Gonzalo Jara, siempre criticado, siempre titular, cae de rodillas. En el piso se toma la cabeza y se emociona como un niño. Nadie se percata. Ningún compañero lo sale a abrazar. Él prefiere vivir ese momento así después de tantas pifias y reproches en su contra por largos años.
Pocos metros más allá Charles Aránguiz corre hacia una esquina con la cara llena de gol. El volante acaba de convertir el segundo tanto de la Roja ante España y todo el Maracaná se viene abajo. Después de 25 años, por fin el mítico recinto de Río de Janeiro era testigo de una proeza futbolística chilena.
La canción nacional, que antes del inicio se entonó a capela por treinta mil chilenos, emocionando hasta al más neutral de todos los presentes, sería el justo premio para los soldados de Jorge Sampaoli tras la victoria sobre el campeón del mundo. El pitazo final saca las primeras lágrimas en el plantel. También en algunos fanáticos en las tribunas. Eso sí, no hay vueltas olímpicas ni hombres en andas. Asumen que el camino es largo. Sólo se cumplió una meta en una tarde histórica.
Ahí está Aléxis Sánchez abrazado por Claudio Bravo. Todo el resto se les arrima en la mitad de la cancha. La herida de hace cuatro años se cerraba en el Maracana. Ahora se abría otro sueño. Más allá, Vidal y Medel celebran a su modo, arengando al público. Sebastián Beccacece los saluda a cada uno a la salida de la cancha con un palmetazo.
A esa altura, Jorge Sampaoli ya estaba en el camarín. Su desgaste durante los 96 minutos que duró el partido fue tremendo. El DT lo vivió a su modo, con la adrenalina a mil. Pierde todo, desde la compostura hasta el reloj, que se le cae al piso de tanta gesticulación por el gol perdido por Eduardo Vargas en el inicio.
El técnico corre de un lado a otro, mira a Sebastián Beccacece, reparte indicaciones a quien pasa a su lado, pero nadie parece escucharlo. Realmente no sabe lo que pasa en la cancha en esos primeros 25 minutos. Chile pierde fácilmente el balón, persigue a los volantes españoles y Claudio Bravo empieza a convertirse en figura.
El miedo escénico gusta llamarlo Jorge Valdano cuando la atmósfera maneja los músculos de los futbolistas por largos pasajes. Varios, como Eduardo Vargas, Charles Aránguiz e Iker Casillas, están nublados. Curiosamente, los tres serían directos del primero gol de Chile. Pase del volante, control y dribleo del delantero, arquero desparramado. Tres actores para una escena que hace estallar al Maracaná y a Sampaoli, que no haya con quien abrazarse.

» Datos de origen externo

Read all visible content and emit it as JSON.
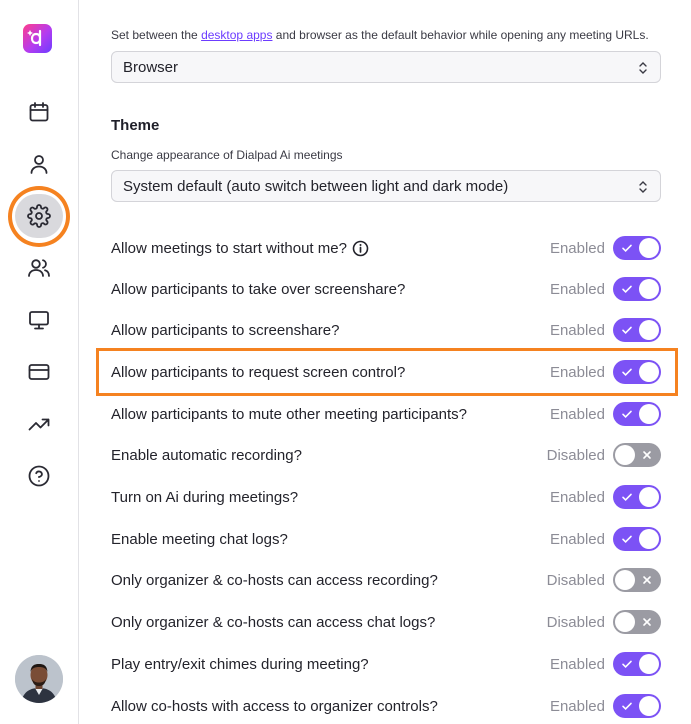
{
  "nav": {
    "logo_icon": "dialpad-logo-icon",
    "items": [
      {
        "icon": "calendar-icon"
      },
      {
        "icon": "user-icon"
      },
      {
        "icon": "gear-icon",
        "active": true
      },
      {
        "icon": "users-icon"
      },
      {
        "icon": "monitor-icon"
      },
      {
        "icon": "credit-card-icon"
      },
      {
        "icon": "trending-up-icon"
      },
      {
        "icon": "help-circle-icon"
      }
    ],
    "avatar_icon": "user-avatar"
  },
  "default_app": {
    "desc_before": "Set between the ",
    "desc_link": "desktop apps",
    "desc_after": " and browser as the default behavior while opening any meeting URLs.",
    "value": "Browser"
  },
  "theme": {
    "title": "Theme",
    "desc": "Change appearance of Dialpad Ai meetings",
    "value": "System default (auto switch between light and dark mode)"
  },
  "settings": [
    {
      "label": "Allow meetings to start without me?",
      "status": "Enabled",
      "on": true,
      "info": true
    },
    {
      "label": "Allow participants to take over screenshare?",
      "status": "Enabled",
      "on": true
    },
    {
      "label": "Allow participants to screenshare?",
      "status": "Enabled",
      "on": true
    },
    {
      "label": "Allow participants to request screen control?",
      "status": "Enabled",
      "on": true
    },
    {
      "label": "Allow participants to mute other meeting participants?",
      "status": "Enabled",
      "on": true
    },
    {
      "label": "Enable automatic recording?",
      "status": "Disabled",
      "on": false
    },
    {
      "label": "Turn on Ai during meetings?",
      "status": "Enabled",
      "on": true
    },
    {
      "label": "Enable meeting chat logs?",
      "status": "Enabled",
      "on": true
    },
    {
      "label": "Only organizer & co-hosts can access recording?",
      "status": "Disabled",
      "on": false
    },
    {
      "label": "Only organizer & co-hosts can access chat logs?",
      "status": "Disabled",
      "on": false
    },
    {
      "label": "Play entry/exit chimes during meeting?",
      "status": "Enabled",
      "on": true
    },
    {
      "label": "Allow co-hosts with access to organizer controls?",
      "status": "Enabled",
      "on": true
    }
  ],
  "colors": {
    "accent": "#7c52f5",
    "toggle_off": "#9b9ba3",
    "highlight": "#f58220",
    "link": "#6c3cff"
  }
}
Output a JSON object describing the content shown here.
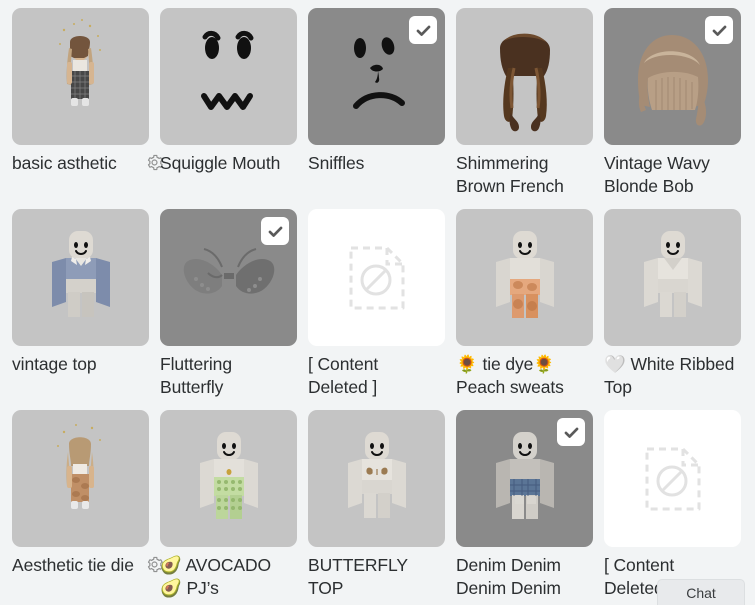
{
  "page": {
    "background_color": "#f2f4f5",
    "text_color": "#2c2f31",
    "tile_color": "#c4c4c4",
    "tile_selected_color": "#8a8a8a",
    "tile_deleted_color": "#ffffff"
  },
  "chat": {
    "label": "Chat"
  },
  "items": [
    {
      "name": "basic asthetic",
      "selected": false,
      "deleted": false,
      "gear": true,
      "art": "avatar-girl-plaid",
      "icon": ""
    },
    {
      "name": "Squiggle Mouth",
      "selected": false,
      "deleted": false,
      "gear": false,
      "art": "face-squiggle",
      "icon": ""
    },
    {
      "name": "Sniffles",
      "selected": true,
      "deleted": false,
      "gear": false,
      "art": "face-sniffles",
      "icon": ""
    },
    {
      "name": "Shimmering Brown French",
      "selected": false,
      "deleted": false,
      "gear": false,
      "art": "hair-brown-braids",
      "icon": ""
    },
    {
      "name": "Vintage Wavy Blonde Bob",
      "selected": true,
      "deleted": false,
      "gear": false,
      "art": "hair-blonde-bob",
      "icon": ""
    },
    {
      "name": "vintage top",
      "selected": false,
      "deleted": false,
      "gear": false,
      "art": "avatar-blue-top",
      "icon": ""
    },
    {
      "name": "Fluttering Butterfly",
      "selected": true,
      "deleted": false,
      "gear": false,
      "art": "butterfly-wings",
      "icon": ""
    },
    {
      "name": "[ Content Deleted ]",
      "selected": false,
      "deleted": true,
      "gear": false,
      "art": "content-deleted",
      "icon": ""
    },
    {
      "name": "tie dye Peach sweats",
      "selected": false,
      "deleted": false,
      "gear": false,
      "art": "avatar-peach-tiedye",
      "icon": "🌻",
      "icon2": "🌻"
    },
    {
      "name": "White Ribbed Top",
      "selected": false,
      "deleted": false,
      "gear": false,
      "art": "avatar-white-top",
      "icon": "🤍"
    },
    {
      "name": "Aesthetic tie die",
      "selected": false,
      "deleted": false,
      "gear": true,
      "art": "avatar-girl-tiedye",
      "icon": ""
    },
    {
      "name": "AVOCADO PJ's",
      "selected": false,
      "deleted": false,
      "gear": false,
      "art": "avatar-avocado-pj",
      "icon": "🥑",
      "icon2": "🥑"
    },
    {
      "name": "BUTTERFLY TOP",
      "selected": false,
      "deleted": false,
      "gear": false,
      "art": "avatar-butterfly-top",
      "icon": ""
    },
    {
      "name": "Denim Denim Denim Denim",
      "selected": true,
      "deleted": false,
      "gear": false,
      "art": "avatar-denim",
      "icon": ""
    },
    {
      "name": "[ Content Deleted ]",
      "selected": false,
      "deleted": true,
      "gear": false,
      "art": "content-deleted",
      "icon": ""
    }
  ],
  "labels": {
    "item_0": "basic asthetic",
    "item_1": "Squiggle Mouth",
    "item_2": "Sniffles",
    "item_3": "Shimmering Brown French",
    "item_4": "Vintage Wavy Blonde Bob",
    "item_5": "vintage top",
    "item_6": "Fluttering Butterfly",
    "item_7": "[ Content Deleted ]",
    "item_8": "🌻 tie dye🌻 Peach sweats",
    "item_9": "🤍 White Ribbed Top",
    "item_10": "Aesthetic tie die",
    "item_11": "🥑 AVOCADO 🥑 PJ’s",
    "item_12": "BUTTERFLY TOP",
    "item_13": "Denim Denim Denim Denim",
    "item_14": "[ Content Deleted ]"
  }
}
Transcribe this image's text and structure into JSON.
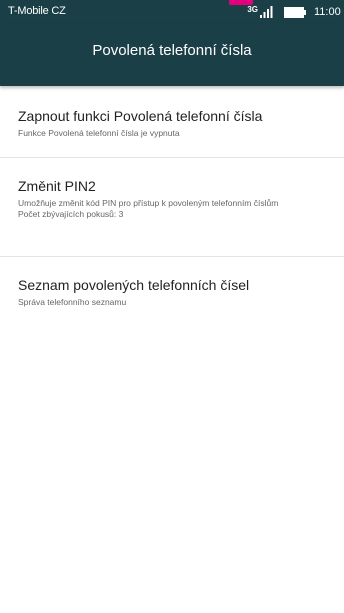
{
  "status_bar": {
    "carrier": "T-Mobile CZ",
    "network_type": "3G",
    "time": "11:00",
    "signal_icon": "signal-strength-icon",
    "battery_icon": "battery-icon"
  },
  "action_bar": {
    "title": "Povolená telefonní čísla"
  },
  "preferences": [
    {
      "title": "Zapnout funkci Povolená telefonní čísla",
      "summary": "Funkce Povolená telefonní čísla je vypnuta"
    },
    {
      "title": "Změnit PIN2",
      "summary_line_1": "Umožňuje změnit kód PIN pro přístup k povoleným telefonním číslům",
      "summary_line_2": "Počet zbývajících pokusů: 3"
    },
    {
      "title": "Seznam povolených telefonních čísel",
      "summary": "Správa telefonního seznamu"
    }
  ],
  "colors": {
    "action_bar": "#1a3f47",
    "notification_mark": "#e4007c",
    "background": "#ffffff"
  }
}
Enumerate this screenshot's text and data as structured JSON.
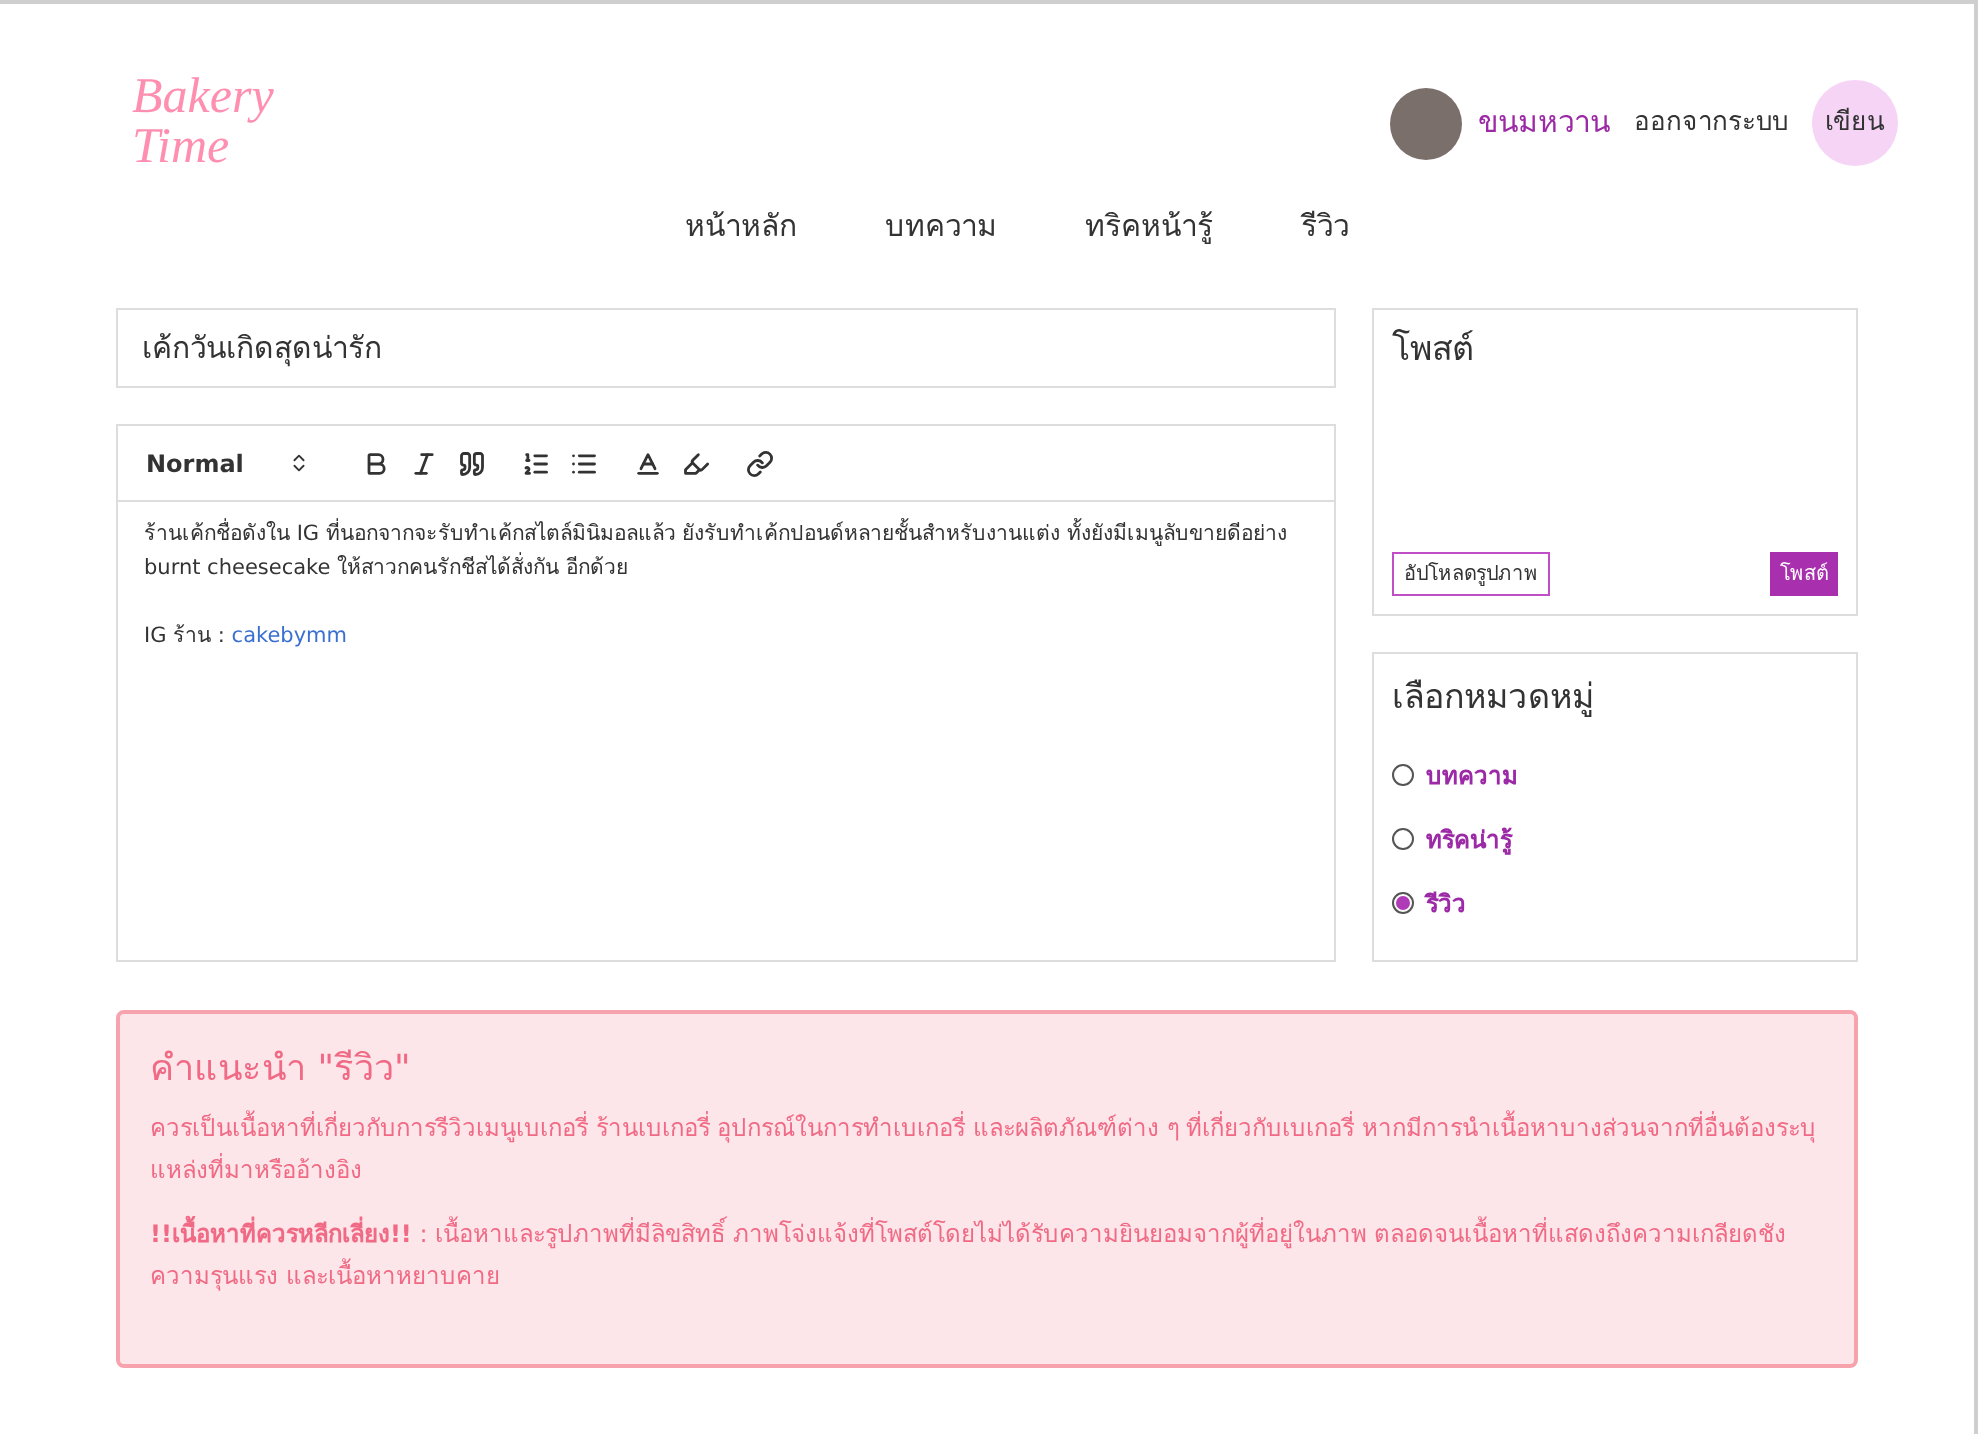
{
  "logo": "Bakery Time",
  "user": {
    "name": "ขนมหวาน",
    "logout": "ออกจากระบบ",
    "write_button": "เขียน"
  },
  "nav": [
    {
      "label": "หน้าหลัก"
    },
    {
      "label": "บทความ"
    },
    {
      "label": "ทริคหน้ารู้"
    },
    {
      "label": "รีวิว"
    }
  ],
  "title_field": {
    "value": "เค้กวันเกิดสุดน่ารัก"
  },
  "editor": {
    "format_select": "Normal",
    "paragraph": "ร้านเค้กชื่อดังใน IG ที่นอกจากจะรับทำเค้กสไตล์มินิมอลแล้ว ยังรับทำเค้กปอนด์หลายชั้นสำหรับงานแต่ง ทั้งยังมีเมนูลับขายดีอย่าง burnt cheesecake ให้สาวกคนรักชีสได้สั่งกัน อีกด้วย",
    "ig_label": "IG ร้าน :",
    "ig_link": "cakebymm"
  },
  "post_panel": {
    "title": "โพสต์",
    "upload_button": "อัปโหลดรูปภาพ",
    "post_button": "โพสต์"
  },
  "category_panel": {
    "title": "เลือกหมวดหมู่",
    "options": [
      {
        "label": "บทความ",
        "selected": false
      },
      {
        "label": "ทริคน่ารู้",
        "selected": false
      },
      {
        "label": "รีวิว",
        "selected": true
      }
    ]
  },
  "notice": {
    "title": "คำแนะนำ \"รีวิว\"",
    "paragraphs": [
      "ควรเป็นเนื้อหาที่เกี่ยวกับการรีวิวเมนูเบเกอรี่ ร้านเบเกอรี่ อุปกรณ์ในการทำเบเกอรี่ และผลิตภัณฑ์ต่าง ๆ ที่เกี่ยวกับเบเกอรี่ หากมีการนำเนื้อหาบางส่วนจากที่อื่นต้องระบุแหล่งที่มาหรืออ้างอิง",
      "**!!เนื้อหาที่ควรหลีกเลี่ยง!!** : เนื้อหาและรูปภาพที่มีลิขสิทธิ์ ภาพโจ่งแจ้งที่โพสต์โดยไม่ได้รับความยินยอมจากผู้ที่อยู่ในภาพ ตลอดจนเนื้อหาที่แสดงถึงความเกลียดชัง ความรุนแรง และเนื้อหาหยาบคาย"
    ]
  }
}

Chile es una fiesta, allá y acá en el Maracaná. Sampaoli sigue siendo un torbellino hasta el final, como cuando le reclama al cuarto árbitro los seis minutos de adición. Sólo se paraliza con la lesión de Charles Aránguiz. Reza para que no sea nada grave. Lo quiere sacar de inmediato, pero el volante se niega. Su valentía dura apenas unos minutos porque el DT no quiere correr riesgos.
Del Bosque lleva la posesión por dentro. Se intenta agarrar los pocos pelos de su cabeza tras cada pase fallido de sus volantes. Su generación dorada vive un funeral y los pocos que tienen una chance, son los equivocados. Como cuando Busquets se pierde un gol solo debajo del arco en el segundo tiempo.
Iniesta parece ser el único que le da confianza. El resto está desaparecido. El campeón del mundo tiraría la toalla incluso antes de que terminara el partido. Abdicó el candidato. Es como que nunca salió el avión con ellos desde España. Sus hinchas tampoco dan señales de vida en las tribunas, agazapados entre la marea roja.
"Diego, brigado", cantan los brasileños, ironizando con la nacionalización del ariete de Atlético Madrid, que vive una pesadilla cada vez que toca el balón. Ni hablar cuando fue sustituido por Fernando Torres. Su tarde terminaba de la peor manera, como sucedió ante Holanda.
El hincha local festina con Costa y se divierte, tanto como los chilenos que entonan el "teterereteretete" cuando sale a calentar Valdivia detrás del arco de Bravo. La fiesta es total dentro y fuera de la cancha. La inició Vargas. La cerró Aránguiz. Río de Janeiro es chileno. Jara, también.